Final Recommendations for Hosted Website Forms
At the $10/month range, JotForm is the best online form builder for accepting payments from your visitors given its price. In the $30/month range, the Platinum plan from 123ContactForm really gives you lots for the price.
- I know many people might favor WuFoo because of how prominent their service is, but I don’t like how you have to go up to the $30 level to accept payments on their forms. They do have Stripe as well as Braintree, two of the newer payment processors, but they will require Chargify if you want to do recurring billing on them.
- FormStack is also expensive, charging $29/month for plans that can accept payments. It’s a very similar setup to WuFoo regarding recurring payments: beyond Paypal (and Authorize.net), it will require a $65/month or higher Chargify account.

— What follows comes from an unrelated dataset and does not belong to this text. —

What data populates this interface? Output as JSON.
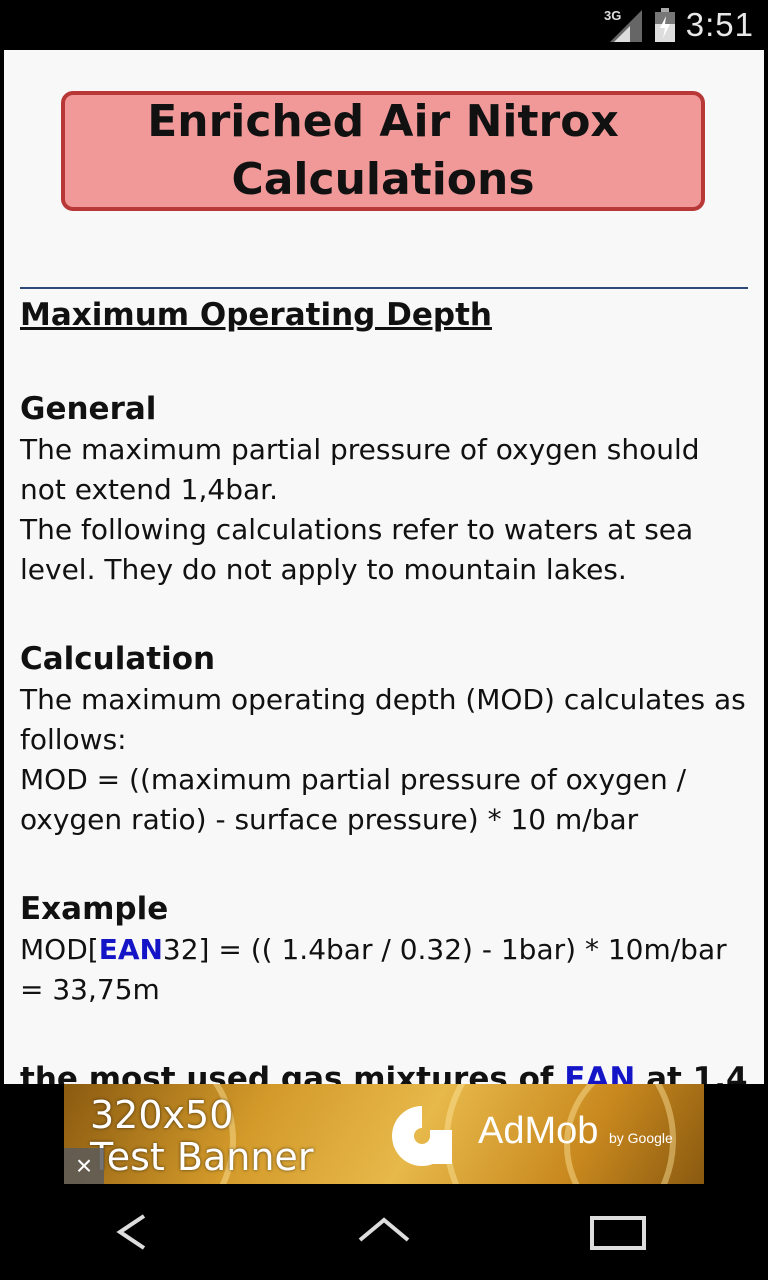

- JotForm is a very flexible hosted website form generator and it gives you all its features at the $10 a month price point. These features include multiple payment gateways, no Chargify requirement for getting subscription billing on your forms, and the lab features are truly cutting edge. I don’t like Jotform’s interface as I find it clunky and not very welcoming, but your opinion might differ.
- 123ContactForm gives you an amazing array of features on its $30 Platinum plan: recurring billing across payment processors, ability to put multiple payment processors on the same form, and great conditional logic features that also integrate nicely with Google Analytics to track your user’s actions.